The Frontline documentary on global warming, Heat, is an excellent piece of work, two tough hours of very heavy stuff. It will make you really scared and really angry. I would have done it with somewhat different emphasis, especially in the balance between implicitly promising salvation through this or that subsidized technology, and through big changes in behavior and consumption patterns. Interviewees mentioned the latter approach a couple of times approvingly, but there was nothing like the visual backup, nor analysis of what it would really mean, that “clean coal”, biofuels, wind, and the rest of the usual crowd received. But this criticism is in the “would have been even better” category; go watch it. And make sure your kids do, so you will know that they know to hold you accountable, it will improve your behavior to think about them thinking in, say, 2050 about how you spent the last decade and the next.
I was especially struck by how badly the captains of industry in coal electricity, automobiles, and petroleum acquitted themselves, along with their toadies and catspaws like Dingell and Inhofe and Bush.
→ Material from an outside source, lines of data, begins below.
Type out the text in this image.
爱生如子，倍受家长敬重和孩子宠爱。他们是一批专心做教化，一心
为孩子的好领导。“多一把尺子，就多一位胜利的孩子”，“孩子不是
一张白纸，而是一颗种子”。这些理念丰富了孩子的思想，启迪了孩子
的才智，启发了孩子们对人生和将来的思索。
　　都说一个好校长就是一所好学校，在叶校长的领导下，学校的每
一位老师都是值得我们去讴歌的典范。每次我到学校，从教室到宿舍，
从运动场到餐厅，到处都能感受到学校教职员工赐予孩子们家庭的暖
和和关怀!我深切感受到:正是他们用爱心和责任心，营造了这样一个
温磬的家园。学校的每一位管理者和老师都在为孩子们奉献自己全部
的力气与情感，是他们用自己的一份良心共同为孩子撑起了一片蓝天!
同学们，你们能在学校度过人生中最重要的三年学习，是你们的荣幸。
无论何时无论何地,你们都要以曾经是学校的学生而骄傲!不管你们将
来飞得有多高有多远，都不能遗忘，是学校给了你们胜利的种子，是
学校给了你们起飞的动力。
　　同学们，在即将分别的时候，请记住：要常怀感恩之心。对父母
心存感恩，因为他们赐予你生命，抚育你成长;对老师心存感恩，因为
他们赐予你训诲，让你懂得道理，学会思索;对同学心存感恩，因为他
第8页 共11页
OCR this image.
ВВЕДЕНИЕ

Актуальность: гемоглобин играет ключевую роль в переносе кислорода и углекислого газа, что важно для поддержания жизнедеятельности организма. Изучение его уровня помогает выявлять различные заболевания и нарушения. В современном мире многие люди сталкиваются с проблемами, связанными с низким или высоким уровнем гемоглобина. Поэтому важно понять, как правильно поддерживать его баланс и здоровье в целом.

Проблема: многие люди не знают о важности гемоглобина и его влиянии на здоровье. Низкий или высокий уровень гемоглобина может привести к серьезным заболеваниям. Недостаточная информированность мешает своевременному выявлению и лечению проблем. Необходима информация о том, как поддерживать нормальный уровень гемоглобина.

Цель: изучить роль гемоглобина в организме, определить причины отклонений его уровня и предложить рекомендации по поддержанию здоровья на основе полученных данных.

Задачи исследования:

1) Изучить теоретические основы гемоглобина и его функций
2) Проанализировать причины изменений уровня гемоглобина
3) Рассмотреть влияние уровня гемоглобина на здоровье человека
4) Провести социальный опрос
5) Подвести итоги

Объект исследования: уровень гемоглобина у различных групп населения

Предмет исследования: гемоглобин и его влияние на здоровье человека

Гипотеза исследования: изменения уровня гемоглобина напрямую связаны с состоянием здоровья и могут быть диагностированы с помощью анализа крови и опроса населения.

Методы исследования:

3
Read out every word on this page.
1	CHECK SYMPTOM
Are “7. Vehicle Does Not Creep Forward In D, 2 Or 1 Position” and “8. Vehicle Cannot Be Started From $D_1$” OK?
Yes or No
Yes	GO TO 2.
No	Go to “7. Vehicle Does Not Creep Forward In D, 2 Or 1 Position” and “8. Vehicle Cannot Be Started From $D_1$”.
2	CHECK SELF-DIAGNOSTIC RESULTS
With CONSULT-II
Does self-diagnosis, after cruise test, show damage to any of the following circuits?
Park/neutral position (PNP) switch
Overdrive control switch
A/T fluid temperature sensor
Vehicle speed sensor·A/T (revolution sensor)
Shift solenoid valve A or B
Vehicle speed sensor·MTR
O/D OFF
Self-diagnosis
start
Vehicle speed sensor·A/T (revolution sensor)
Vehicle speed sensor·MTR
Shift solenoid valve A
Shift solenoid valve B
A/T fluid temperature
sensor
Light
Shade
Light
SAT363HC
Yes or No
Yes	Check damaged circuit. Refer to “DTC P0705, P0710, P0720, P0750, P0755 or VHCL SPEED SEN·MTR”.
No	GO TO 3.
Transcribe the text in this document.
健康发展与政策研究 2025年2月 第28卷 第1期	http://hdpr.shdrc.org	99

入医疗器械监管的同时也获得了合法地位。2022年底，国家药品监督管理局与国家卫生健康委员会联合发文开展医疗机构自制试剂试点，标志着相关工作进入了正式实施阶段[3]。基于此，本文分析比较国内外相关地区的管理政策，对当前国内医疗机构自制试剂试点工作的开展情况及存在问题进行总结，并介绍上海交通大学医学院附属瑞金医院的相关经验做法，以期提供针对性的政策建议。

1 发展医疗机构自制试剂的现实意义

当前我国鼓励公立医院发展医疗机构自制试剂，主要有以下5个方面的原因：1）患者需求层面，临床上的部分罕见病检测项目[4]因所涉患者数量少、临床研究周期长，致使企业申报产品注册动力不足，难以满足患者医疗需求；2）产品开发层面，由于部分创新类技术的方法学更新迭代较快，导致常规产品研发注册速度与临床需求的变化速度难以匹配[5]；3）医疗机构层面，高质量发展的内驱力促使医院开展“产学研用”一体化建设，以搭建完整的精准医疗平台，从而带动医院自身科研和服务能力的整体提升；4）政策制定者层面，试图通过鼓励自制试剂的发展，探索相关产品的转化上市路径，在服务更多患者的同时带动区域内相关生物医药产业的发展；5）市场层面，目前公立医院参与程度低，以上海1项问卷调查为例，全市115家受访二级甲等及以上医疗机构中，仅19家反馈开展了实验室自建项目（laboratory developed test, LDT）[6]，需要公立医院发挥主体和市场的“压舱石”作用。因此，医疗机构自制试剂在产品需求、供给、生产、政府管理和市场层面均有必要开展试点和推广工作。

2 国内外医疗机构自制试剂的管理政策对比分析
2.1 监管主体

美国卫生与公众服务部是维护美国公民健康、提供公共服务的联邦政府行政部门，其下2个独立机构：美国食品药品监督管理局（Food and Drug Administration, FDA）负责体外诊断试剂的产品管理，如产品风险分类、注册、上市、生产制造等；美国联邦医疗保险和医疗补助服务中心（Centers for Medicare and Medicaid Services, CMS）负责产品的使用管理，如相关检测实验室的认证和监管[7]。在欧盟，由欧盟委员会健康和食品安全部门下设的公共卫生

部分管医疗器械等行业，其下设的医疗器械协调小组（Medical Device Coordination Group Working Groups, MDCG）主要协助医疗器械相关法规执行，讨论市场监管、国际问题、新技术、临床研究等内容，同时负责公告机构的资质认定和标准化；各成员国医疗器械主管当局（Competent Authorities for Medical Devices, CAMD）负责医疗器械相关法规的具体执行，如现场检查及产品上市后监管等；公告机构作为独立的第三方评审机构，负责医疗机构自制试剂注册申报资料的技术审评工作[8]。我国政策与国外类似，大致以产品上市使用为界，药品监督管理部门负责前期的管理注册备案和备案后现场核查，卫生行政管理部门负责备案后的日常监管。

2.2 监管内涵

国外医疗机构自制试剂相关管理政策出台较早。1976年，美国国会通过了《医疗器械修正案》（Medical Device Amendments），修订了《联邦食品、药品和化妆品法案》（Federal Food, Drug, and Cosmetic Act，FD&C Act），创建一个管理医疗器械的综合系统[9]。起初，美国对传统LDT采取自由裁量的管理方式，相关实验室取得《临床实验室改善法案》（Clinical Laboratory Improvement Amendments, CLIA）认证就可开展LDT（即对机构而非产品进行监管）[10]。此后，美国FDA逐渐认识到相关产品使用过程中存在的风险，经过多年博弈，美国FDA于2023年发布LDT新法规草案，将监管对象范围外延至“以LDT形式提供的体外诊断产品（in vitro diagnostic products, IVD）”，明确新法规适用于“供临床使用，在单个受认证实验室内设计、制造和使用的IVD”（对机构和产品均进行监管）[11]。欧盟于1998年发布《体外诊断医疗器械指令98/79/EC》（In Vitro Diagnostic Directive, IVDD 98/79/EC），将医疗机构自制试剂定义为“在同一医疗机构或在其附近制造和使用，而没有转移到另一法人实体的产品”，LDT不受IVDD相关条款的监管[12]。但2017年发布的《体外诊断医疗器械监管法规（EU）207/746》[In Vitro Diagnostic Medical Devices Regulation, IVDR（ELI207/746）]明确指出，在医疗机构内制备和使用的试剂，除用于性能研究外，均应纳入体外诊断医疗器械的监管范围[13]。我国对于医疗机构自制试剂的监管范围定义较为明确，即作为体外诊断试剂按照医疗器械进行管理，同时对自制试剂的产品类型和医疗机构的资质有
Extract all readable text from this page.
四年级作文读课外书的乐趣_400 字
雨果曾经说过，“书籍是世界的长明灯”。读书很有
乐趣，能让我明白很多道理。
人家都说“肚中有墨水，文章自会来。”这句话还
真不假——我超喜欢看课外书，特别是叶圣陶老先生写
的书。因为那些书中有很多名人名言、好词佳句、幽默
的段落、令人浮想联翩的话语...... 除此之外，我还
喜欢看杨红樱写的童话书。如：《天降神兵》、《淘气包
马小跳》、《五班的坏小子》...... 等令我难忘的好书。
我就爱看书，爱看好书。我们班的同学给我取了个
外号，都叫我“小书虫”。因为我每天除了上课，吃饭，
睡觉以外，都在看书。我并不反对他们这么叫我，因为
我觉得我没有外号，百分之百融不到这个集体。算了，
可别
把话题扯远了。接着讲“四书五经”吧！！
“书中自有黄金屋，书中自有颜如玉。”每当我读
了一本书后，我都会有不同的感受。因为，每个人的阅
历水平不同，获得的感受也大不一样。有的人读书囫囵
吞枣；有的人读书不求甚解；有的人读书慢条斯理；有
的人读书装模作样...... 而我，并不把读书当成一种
The whole crowd has basically bought themselves a decade of more profit, at the price of making climate stabilization a desperate emergency instead of a big project, or maybe at the price of the habitability of the planet. That’s sound business judgment? It’s not just that they sold us out, but that they sold out so cheap, and they’re losing anyway.
The oil guys are managing to squeeze out a few more years of not having to learn anything, but the GM execs have run out their string. Like the eastern coal folks, they didn’t save their local economies or their workers or even their companies: after decades of surly obstruction, lying, and almost purposeful incompetence, the US automakers have left eastern Michigan exactly the economic ruin they whined that CAFE standards (and emissions controls in the 70s) would bring, while Toyota is eating their lunch. And Appalachia is a wasteland of buried rivers, trashed mountains, and out-of-work losers.
Exxon will pay the price for straight-arming reality, too, maybe soon, despite the last couple of years of good looting. Never mind that these ‘leaders’ have behaved despicably as citizens (of the US and of the world) and as trustees of their organizations; what I kept saying to myself as I watched this show, and watched the lords of Wall Street amid their own wreckage the last few weeks, is that these guys seem to absolutely suck at what they do! Without a Niagara of public welfare payments and public protection from the marketplace they profess to worship, they can’t make a dime on a long-term basis nor build enduring enterprises. What a bunch of overpaid jerks. It wasn’t just the government being trashed by smirking, self-satisfied incompetents prating ideological nonsense these last couple of decades, it was our whole industrial and financial leadership class.